We mustn't repeat the wrongs my ancestors suffered

There's no place for xenophobia here, and it's a lesson we should have learned 100 years ago.

By Evan Odegard

November 13, 2020 at 4:40PM
The Liberty Memorial Tower and the main courtyard at the National World War I Museum and Memorial, in Kansas City, Mo., Sept. 20, 2018. Visits here are up by more than 60 percent since 2013, growth the museum credits in part to contemporary-focused programming, like events centered around wartime whiskey, chocolate and tattooing. (Shawn Brackbill/The New York Times)
The Liberty Memorial Tower and the main courtyard at the National World War I Museum and Memorial, in Kansas City, Mo., Sept. 20, 2018. (The Minnesota Star Tribune)

Small town Wisconsin was not a good place to have the last name "Deutscher" in 1918. With World War I drawing to a close and U.S. involvement intensifying, my great-great grandparents, John and Augusta Deutscher, found themselves facing a growing challenge: xenophobia against German Americans.

When we celebrate Veterans Day each November, as we did this week, we often don't remember that this occasion, originally known as Armistice Day, commemorates the end of World War I. At the time it was first celebrated, many German Americans were feeling the effects of some of the war's unintended consequences: rampant nativist attitudes, accusations of disloyalty, and even jailings and violence.

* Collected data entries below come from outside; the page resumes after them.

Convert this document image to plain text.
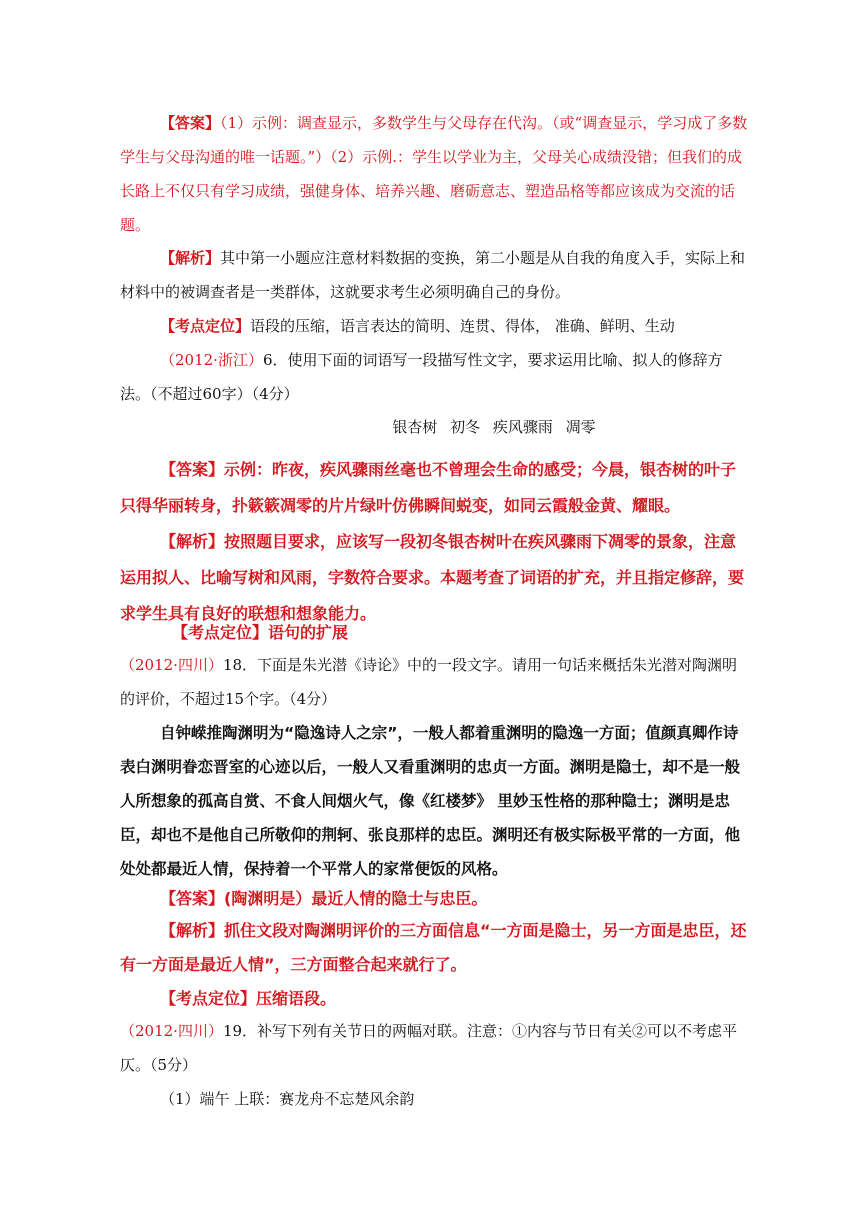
【答案】（1）示例：调查显示，多数学生与父母存在代沟。（或“调查显示，学习成了多数学生与父母沟通的唯一话题。”）（2）示例.：学生以学业为主，父母关心成绩没错；但我们的成长路上不仅只有学习成绩，强健身体、培养兴趣、磨砺意志、塑造品格等都应该成为交流的话题。
【解析】其中第一小题应注意材料数据的变换，第二小题是从自我的角度入手，实际上和材料中的被调查者是一类群体，这就要求考生必须明确自己的身份。
【考点定位】语段的压缩，语言表达的简明、连贯、得体， 准确、鲜明、生动
（2012·浙江）6．使用下面的词语写一段描写性文字，要求运用比喻、拟人的修辞方法。（不超过60字）（4分）
银杏树 初冬 疾风骤雨 凋零
【答案】示例：昨夜，疾风骤雨丝毫也不曾理会生命的感受；今晨，银杏树的叶子只得华丽转身，扑簌簌凋零的片片绿叶仿佛瞬间蜕变，如同云霞般金黄、耀眼。
【解析】按照题目要求，应该写一段初冬银杏树叶在疾风骤雨下凋零的景象，注意运用拟人、比喻写树和风雨，字数符合要求。本题考查了词语的扩充，并且指定修辞，要求学生具有良好的联想和想象能力。
【考点定位】语句的扩展
（2012·四川）18．下面是朱光潜《诗论》中的一段文字。请用一句话来概括朱光潜对陶渊明的评价，不超过15个字。（4分）
自钟嵘推陶渊明为“隐逸诗人之宗”，一般人都着重渊明的隐逸一方面；值颜真卿作诗表白渊明眷恋晋室的心迹以后，一般人又看重渊明的忠贞一方面。渊明是隐士，却不是一般人所想象的孤高自赏、不食人间烟火气，像《红楼梦》 里妙玉性格的那种隐士；渊明是忠臣，却也不是他自己所敬仰的荆轲、张良那样的忠臣。渊明还有极实际极平常的一方面，他处处都最近人情，保持着一个平常人的家常便饭的风格。
【答案】(陶渊明是）最近人情的隐士与忠臣。
【解析】抓住文段对陶渊明评价的三方面信息“一方面是隐士，另一方面是忠臣，还有一方面是最近人情”，三方面整合起来就行了。
【考点定位】压缩语段。
（2012·四川）19．补写下列有关节日的两幅对联。注意：①内容与节日有关②可以不考虑平仄。（5分）
（1）端午 上联：赛龙舟不忘楚风余韵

Not only were my ancestors insulted and viewed with suspicion, they were also forced by federal law to carry "enemy alien identification cards" any time they left the house. Across the country, German Americans were met with fear, hostility and a system working against them. Some states banned German language schools and jailed German newspaper editors, and mobs conducted burnings of German books.

In southern Minnesota, a German American farmer named John Meints was kidnapped, tarred and feathered, and thrown across the border into South Dakota. His neighbors threatened him with death if he ever returned. My ancestors, who had been living in the U.S. for nearly 40 years before the war, found themselves the targets of a culture of fear which singled them out and persecuted them solely for their country of birth.

Unfortunately, I see many of the experiences of my great-great grandparents being repeated today. Immigrants like my mother, a Costa Rican American, are targeted by growing fear and resentment of people from other countries and cultures.

While immigrants today are not labeled "enemy aliens" and forced to carry identification cards, they face the same nativism and distrust German Americans faced 100 years ago. It isn't uncommon to see these attitudes coming from the descendants of those same German immigrants who overcame the anti-German sentiment of World War I.

As the great-great grandson of German American farmers who were here during World War I, and the son of a recent Central American immigrant, all this saddens and disappoints me.

Our society is fragile right now, and there is no place for xenophobia in it. It's a lesson we should have learned 100 years ago. It isn't right that people like my mother have to face the same kind of prejudice my great-great grandparents overcame. In a country like the United States, where immigration is at the foundation of nearly every family's story, the fight against xenophobia should feel as personal for everyone as it does for me.

Evan Odegard is a high school junior at Nova Classical Academy, St. Paul and a student journalist with ThreeSixty Journalism.